Monday, February 16, 2009

GNB Update

Here's an abbreviated President's Day edition of Georgia news...

A pioneer of the civil rights movement remembers her witness to more recent history. Albany's Rutha Mae Harris is featured in a recent New York Times article on Barack Obama becoming the nation's first African-American history. She mentions her participation in mass meetings at Mount Zion Baptist Church in 1961. That was the year Obama was born. Harris's words are part of a new book released by the New York Times, titled Obama: The Historic Journey.
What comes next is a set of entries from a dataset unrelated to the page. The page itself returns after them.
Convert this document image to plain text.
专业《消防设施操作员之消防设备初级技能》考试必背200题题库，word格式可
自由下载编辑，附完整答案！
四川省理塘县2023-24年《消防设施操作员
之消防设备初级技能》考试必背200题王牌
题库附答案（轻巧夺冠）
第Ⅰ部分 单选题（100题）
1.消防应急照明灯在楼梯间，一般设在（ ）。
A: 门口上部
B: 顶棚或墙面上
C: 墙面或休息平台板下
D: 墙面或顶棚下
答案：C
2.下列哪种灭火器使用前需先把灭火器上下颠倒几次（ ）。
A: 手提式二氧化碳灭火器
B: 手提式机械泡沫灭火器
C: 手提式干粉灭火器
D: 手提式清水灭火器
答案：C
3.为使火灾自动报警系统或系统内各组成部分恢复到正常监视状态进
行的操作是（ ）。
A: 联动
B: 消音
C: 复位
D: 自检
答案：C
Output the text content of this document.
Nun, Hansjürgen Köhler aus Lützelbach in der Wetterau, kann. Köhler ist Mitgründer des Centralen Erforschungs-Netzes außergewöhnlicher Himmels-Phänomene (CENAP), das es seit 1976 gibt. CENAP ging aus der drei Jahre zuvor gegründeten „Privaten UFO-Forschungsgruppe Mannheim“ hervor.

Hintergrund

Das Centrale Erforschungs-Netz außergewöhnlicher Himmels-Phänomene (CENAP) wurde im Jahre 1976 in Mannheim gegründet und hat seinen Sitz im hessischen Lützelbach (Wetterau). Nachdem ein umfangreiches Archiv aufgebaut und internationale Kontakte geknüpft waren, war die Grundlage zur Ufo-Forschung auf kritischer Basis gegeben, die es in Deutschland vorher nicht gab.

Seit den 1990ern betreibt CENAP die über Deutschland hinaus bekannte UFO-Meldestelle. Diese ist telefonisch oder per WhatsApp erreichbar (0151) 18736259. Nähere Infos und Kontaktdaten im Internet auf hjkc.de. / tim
The producers of the hit movie Fireproof are at it again. Only this time they're keeping it a secret. Alex Kendrick, who was the director of Fireproof and Facing The Giants, says he and his team at Sherwood Baptist Church in Albany believe they know what the next plot will be for their next movie. He tells Church Executive magazine that the target budget for that yet to be named film runs around $2.5 million. Although Fireproof cost $500,000 to make, it grossed more than $33 million at the box office.

And say goodbye to analog television. At least that's what Georgia Public Broadcasting is doing, as it prepares to switch all nine of its TV stations to digital channels late Tuesday night. Although the deadline to switch to digital broadcasts is now June 12th instead of Tuesday, GPB is ending its analog broadcasts as originally scheduled due to aging equipment and cost considerations.